Holger Eilert, der auch Ansprechpartner des Bundesverbandes der Natur- und Waldkindergärten ist, erklärt diese Kompetenzen. Die wichtigsten davon seien, ein eigenes Selbst und eine Persönlichkeit zu entwickeln, aber auch das Erlernen von Sozialverhalten. Tatsächlich schneidet der Waldkindergarten bei der Sprachausbildung am besten ab, da die Kinder beim gemeinsamen Spielen mit ihrem natürlichen Spielmaterial weitaus mehr kommunizieren müssen. Besonders fördere der Waldkindergarten allerdings die Entwicklung eines Selbstkonzeptes des Kindes, also eines gefestigten Selbstwertgefühls: „Das ist etwas, das der Waldkindergarten par excellence kann: Kindern das Gefühl geben, dass sie etwas können. Der Wald birgt viele Herausforderungen, die die Kinder meistern“, verdeutlicht Holger Eilert, der im Jahr 2018 gemeinsam mit Elisabeth de Vos den Kindergartenträger Kunterbunt Familienservice GmbH initiierte. Dem Träger unterstehen nicht nur „Die Waldpiraten“ in Wassenberg, sondern auch „Die Waldwichtel“ in Wegberg.

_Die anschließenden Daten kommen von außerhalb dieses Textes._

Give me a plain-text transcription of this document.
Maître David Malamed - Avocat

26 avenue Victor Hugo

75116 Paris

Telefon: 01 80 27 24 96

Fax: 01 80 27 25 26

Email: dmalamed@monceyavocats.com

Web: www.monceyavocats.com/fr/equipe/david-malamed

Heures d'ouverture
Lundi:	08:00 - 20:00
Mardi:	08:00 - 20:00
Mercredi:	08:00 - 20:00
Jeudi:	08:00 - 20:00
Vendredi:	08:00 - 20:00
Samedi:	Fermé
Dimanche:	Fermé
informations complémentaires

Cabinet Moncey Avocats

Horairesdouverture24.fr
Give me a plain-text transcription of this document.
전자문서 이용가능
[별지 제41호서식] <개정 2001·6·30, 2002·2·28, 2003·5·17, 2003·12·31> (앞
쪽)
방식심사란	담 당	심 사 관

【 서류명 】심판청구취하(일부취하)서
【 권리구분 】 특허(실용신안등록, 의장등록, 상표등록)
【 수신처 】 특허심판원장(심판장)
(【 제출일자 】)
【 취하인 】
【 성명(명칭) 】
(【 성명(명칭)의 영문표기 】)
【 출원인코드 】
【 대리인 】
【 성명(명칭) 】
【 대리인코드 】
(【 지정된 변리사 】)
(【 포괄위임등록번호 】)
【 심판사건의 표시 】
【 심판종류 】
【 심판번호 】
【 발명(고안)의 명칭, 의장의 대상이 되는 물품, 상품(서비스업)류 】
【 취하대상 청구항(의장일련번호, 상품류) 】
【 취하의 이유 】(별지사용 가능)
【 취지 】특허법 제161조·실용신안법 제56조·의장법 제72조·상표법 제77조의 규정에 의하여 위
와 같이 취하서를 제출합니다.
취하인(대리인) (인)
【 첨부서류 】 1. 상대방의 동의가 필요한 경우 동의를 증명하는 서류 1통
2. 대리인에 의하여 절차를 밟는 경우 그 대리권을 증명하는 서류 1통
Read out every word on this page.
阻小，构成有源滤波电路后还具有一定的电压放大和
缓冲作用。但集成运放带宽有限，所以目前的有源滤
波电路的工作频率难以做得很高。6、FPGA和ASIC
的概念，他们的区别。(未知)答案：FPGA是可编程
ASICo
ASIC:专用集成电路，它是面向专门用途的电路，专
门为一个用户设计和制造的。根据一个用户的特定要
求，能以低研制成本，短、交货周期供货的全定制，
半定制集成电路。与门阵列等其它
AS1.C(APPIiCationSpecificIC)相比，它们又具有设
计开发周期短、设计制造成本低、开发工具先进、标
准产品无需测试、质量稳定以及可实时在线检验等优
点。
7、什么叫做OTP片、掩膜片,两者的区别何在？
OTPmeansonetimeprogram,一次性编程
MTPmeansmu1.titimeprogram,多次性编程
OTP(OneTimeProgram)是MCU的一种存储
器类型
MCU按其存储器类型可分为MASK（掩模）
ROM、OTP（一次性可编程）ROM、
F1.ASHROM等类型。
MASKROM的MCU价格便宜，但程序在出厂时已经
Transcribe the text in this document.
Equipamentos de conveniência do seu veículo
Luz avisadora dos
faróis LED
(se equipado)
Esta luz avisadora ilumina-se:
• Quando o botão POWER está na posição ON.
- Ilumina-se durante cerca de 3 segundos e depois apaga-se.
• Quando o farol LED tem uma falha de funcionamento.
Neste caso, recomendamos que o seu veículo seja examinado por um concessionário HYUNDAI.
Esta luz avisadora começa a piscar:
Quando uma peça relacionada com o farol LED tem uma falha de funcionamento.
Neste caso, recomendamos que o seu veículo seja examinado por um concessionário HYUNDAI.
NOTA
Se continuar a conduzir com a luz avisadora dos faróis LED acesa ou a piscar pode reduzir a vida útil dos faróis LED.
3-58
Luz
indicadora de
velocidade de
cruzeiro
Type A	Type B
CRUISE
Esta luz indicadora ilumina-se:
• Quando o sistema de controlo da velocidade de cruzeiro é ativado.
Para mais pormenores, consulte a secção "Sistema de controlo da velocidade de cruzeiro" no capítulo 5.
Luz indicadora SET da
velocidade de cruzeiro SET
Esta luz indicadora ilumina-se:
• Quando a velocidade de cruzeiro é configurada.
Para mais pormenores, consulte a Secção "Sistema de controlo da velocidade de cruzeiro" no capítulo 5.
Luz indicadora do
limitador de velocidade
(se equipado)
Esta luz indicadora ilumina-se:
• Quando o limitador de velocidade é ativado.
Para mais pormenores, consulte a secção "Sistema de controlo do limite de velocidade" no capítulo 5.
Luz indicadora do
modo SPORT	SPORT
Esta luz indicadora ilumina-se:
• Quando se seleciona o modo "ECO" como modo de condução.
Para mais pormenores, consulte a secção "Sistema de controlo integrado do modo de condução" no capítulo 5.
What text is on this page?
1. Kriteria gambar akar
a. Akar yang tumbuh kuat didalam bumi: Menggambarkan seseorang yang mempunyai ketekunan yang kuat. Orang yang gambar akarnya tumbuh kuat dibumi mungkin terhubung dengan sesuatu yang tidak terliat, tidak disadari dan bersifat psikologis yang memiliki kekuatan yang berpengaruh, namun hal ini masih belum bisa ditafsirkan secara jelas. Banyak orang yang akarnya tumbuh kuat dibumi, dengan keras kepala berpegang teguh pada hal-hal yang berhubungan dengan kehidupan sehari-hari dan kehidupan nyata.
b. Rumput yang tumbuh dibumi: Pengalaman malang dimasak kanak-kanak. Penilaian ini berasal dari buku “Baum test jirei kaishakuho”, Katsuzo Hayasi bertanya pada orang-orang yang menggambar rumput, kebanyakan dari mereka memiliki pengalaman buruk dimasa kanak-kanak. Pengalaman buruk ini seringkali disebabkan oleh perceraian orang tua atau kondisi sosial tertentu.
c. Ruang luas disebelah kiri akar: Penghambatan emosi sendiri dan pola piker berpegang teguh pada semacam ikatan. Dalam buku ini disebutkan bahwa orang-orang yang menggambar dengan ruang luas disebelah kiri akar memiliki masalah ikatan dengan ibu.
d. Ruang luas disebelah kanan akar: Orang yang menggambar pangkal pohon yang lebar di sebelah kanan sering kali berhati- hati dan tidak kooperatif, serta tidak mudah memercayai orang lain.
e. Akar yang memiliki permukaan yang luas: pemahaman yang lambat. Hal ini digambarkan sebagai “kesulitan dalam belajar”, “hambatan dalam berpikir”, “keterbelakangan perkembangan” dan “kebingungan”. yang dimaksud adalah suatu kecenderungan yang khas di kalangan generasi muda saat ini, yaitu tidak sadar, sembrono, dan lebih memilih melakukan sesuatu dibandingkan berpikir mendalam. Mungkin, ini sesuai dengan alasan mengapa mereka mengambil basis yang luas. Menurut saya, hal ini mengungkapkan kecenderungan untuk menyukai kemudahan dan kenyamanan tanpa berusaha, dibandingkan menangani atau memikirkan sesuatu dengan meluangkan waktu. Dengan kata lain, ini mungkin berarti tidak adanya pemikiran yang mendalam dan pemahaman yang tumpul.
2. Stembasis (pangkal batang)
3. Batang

Selbstverständlich lernen die Vorschulkinder die geforderten Fertigkeiten für die Schule, wie das korrekte Halten eines Stiftes. Nur eben in einem anderen Rahmen. Deswegen bilden die baldigen Schulkinder in jedem Frühjahr eine eigene Gruppe, damit die Erziehenden den Bedürfnissen der Vorschulkinder gerecht werden und den Schulübertritt gezielter vorbereiten können. Die konzeptionell bedingten Nachteile in der Ausprägung der Feinmotorik gleichen die Waldpiraten mit entsprechender Aufmerksamkeit auch für diesen Lernbereich aus. Weiter seien die Kids insgesamt robuster und besäßen ein ganz anderes Körpergefühl als andere Kinder.
Auch in der Einrichtung der Waldpiraten sind alle Überbelegungsmöglichkeiten mit 56 Kindern vollkommen ausgeschöpft. Pro Jahr werden meist nur zehn bis 14 Plätzen frei. Das liegt daran, dass immer nur die ältesten Kinder den Betreuungsort wieder verlassen.